In March 2021, the SEC filed a lawsuit against LBRY, accusing the company of offering LBRY Credit tokens (LBC) without registering them as securities. LBRY’s CEO, Jeremy Kauffman, expressed his concerns that this decision has the potential to endanger the entire US crypto industry as it establishes a precedent that might classify “almost every cryptocurrency” as security.
Although LBRY didn’t conduct an initial coin offering (ICO) or a similar public token sale, the SEC alleged that the team retained tokens for themselves through a “pre-mine” process and subsequently released them on secondary exchanges to generate funds for their operations.
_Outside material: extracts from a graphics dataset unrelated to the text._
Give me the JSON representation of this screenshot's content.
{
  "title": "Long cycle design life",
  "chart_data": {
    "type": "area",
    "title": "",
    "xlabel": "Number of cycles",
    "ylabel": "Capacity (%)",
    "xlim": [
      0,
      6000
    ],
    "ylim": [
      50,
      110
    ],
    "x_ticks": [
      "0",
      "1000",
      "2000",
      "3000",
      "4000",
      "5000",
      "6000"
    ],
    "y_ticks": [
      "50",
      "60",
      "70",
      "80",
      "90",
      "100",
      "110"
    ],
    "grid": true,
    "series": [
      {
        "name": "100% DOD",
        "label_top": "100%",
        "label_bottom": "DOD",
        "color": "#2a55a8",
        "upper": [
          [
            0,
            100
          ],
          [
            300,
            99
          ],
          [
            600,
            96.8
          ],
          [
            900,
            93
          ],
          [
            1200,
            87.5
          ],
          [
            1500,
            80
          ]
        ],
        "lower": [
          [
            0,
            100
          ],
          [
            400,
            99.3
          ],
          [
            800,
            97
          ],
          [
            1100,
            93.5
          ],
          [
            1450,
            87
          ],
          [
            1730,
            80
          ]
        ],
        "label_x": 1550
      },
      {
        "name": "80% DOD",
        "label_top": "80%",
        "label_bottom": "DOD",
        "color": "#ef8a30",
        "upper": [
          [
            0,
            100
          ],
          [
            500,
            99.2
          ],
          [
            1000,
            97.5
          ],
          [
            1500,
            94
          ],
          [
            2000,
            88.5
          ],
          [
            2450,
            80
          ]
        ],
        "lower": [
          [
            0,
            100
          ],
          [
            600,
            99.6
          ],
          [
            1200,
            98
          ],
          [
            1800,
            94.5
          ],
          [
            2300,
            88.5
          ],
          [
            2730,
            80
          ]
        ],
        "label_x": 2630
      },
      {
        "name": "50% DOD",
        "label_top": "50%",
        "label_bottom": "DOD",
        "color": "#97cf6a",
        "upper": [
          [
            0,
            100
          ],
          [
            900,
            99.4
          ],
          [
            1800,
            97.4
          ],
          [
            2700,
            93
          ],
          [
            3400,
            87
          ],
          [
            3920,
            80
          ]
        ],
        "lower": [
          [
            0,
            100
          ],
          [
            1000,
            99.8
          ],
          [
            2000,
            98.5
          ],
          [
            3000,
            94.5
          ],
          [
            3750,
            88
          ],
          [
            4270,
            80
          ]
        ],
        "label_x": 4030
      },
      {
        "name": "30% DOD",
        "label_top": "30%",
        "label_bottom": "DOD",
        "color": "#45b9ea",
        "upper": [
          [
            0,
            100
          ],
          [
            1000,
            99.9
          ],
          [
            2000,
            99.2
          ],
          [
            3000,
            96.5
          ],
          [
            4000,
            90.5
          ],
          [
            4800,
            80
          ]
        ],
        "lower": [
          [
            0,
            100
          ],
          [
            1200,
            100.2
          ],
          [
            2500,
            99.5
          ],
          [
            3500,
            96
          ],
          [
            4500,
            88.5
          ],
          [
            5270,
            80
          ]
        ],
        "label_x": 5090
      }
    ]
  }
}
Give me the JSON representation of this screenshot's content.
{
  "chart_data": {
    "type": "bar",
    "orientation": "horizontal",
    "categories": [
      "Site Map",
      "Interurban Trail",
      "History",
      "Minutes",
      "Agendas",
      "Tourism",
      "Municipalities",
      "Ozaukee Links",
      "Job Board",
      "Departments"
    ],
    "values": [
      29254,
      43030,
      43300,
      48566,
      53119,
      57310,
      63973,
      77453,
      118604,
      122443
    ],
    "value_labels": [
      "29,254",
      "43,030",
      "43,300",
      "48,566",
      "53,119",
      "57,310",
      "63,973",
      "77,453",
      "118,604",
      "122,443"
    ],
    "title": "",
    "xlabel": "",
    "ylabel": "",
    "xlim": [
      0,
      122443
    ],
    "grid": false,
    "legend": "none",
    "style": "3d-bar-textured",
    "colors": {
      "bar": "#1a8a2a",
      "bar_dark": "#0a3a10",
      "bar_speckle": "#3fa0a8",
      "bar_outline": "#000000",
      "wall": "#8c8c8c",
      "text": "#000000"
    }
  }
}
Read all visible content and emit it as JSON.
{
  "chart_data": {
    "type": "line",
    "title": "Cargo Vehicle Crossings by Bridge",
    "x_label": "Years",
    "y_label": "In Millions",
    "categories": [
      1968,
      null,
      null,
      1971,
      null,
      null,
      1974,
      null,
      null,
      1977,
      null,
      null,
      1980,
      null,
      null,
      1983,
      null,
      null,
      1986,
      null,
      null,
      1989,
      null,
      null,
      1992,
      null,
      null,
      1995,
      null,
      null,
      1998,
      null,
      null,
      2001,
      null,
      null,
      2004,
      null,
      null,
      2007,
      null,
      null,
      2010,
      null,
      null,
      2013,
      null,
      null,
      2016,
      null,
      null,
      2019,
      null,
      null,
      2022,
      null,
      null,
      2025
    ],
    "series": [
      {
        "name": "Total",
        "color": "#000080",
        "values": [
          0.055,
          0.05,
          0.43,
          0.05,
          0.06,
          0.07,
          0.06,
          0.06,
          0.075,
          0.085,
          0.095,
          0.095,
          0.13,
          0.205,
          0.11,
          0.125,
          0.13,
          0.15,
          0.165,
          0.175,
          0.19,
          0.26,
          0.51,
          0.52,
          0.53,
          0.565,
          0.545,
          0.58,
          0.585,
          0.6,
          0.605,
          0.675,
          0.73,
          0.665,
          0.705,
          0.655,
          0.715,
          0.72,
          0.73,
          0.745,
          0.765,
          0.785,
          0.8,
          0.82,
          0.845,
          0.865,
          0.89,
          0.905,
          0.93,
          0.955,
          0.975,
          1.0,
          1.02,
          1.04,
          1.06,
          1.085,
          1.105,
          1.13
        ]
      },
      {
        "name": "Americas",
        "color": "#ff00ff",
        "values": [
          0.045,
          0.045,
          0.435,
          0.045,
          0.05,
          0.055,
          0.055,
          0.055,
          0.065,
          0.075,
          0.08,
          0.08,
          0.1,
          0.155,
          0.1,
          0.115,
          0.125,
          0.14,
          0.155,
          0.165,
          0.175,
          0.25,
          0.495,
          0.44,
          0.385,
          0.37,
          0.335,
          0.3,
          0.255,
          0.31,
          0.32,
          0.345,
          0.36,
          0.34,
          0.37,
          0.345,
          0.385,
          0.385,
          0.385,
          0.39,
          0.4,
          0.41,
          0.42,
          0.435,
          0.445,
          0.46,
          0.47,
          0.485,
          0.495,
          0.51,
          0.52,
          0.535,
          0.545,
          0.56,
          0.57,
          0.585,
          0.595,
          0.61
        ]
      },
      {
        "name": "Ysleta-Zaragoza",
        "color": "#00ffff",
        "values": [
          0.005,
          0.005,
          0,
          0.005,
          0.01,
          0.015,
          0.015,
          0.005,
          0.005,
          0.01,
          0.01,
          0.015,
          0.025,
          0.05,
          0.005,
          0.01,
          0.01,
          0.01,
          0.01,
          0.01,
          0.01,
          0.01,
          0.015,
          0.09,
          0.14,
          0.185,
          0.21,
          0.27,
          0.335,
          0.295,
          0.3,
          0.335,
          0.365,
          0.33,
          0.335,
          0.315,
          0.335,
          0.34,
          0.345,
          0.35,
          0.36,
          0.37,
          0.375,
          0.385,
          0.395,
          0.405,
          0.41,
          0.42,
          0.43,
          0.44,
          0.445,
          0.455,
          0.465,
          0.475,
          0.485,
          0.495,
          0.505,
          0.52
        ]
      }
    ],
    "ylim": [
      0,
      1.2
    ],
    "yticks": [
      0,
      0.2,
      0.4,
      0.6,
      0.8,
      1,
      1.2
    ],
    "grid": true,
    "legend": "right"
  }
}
A federal judge recognized that the tokens incentivized LBRY’s team to develop the network in November 2022, which created the perception among investors that investing in LBC on secondary markets would yield profits. As a result, the SEC achieved victory in their case through a summary judgment. LBRY then retaliated in December 2022, stating that the requested $22 million disgorgement wasn’t a reasonable approximation of profits causally connected to the violation.
Now, the SEC is seeking an injunction to prevent LBRY from violating Section 5 of the Securities Act of 1933, which prohibits unregistered offerings of crypto securities. The injunction will remain in effect until LBRY meets two requirements: disposing of its LBC holdings and dissolving the company, as the company has expressed its intent to do in court.
According to the SEC, there is a reasonable likelihood that LBRY will violate Section 5 again, justifying the necessity for injunctive relief. However, LBRY contends that an injunction is unnecessary as the company is already in the process of shutting down operations and burning existing LBC tokens.
Although there are clear hurdles on the path to achieving a regulated future for cryptocurrencies, it is essential to continuously examine and adapt the approaches taken in cases such as LBRY to ensure regulations are fair and efficient. As the crypto industry and blockchain technology evolve, a balance must be struck between investor protection and innovation while respecting the interests of both regulators and industry players.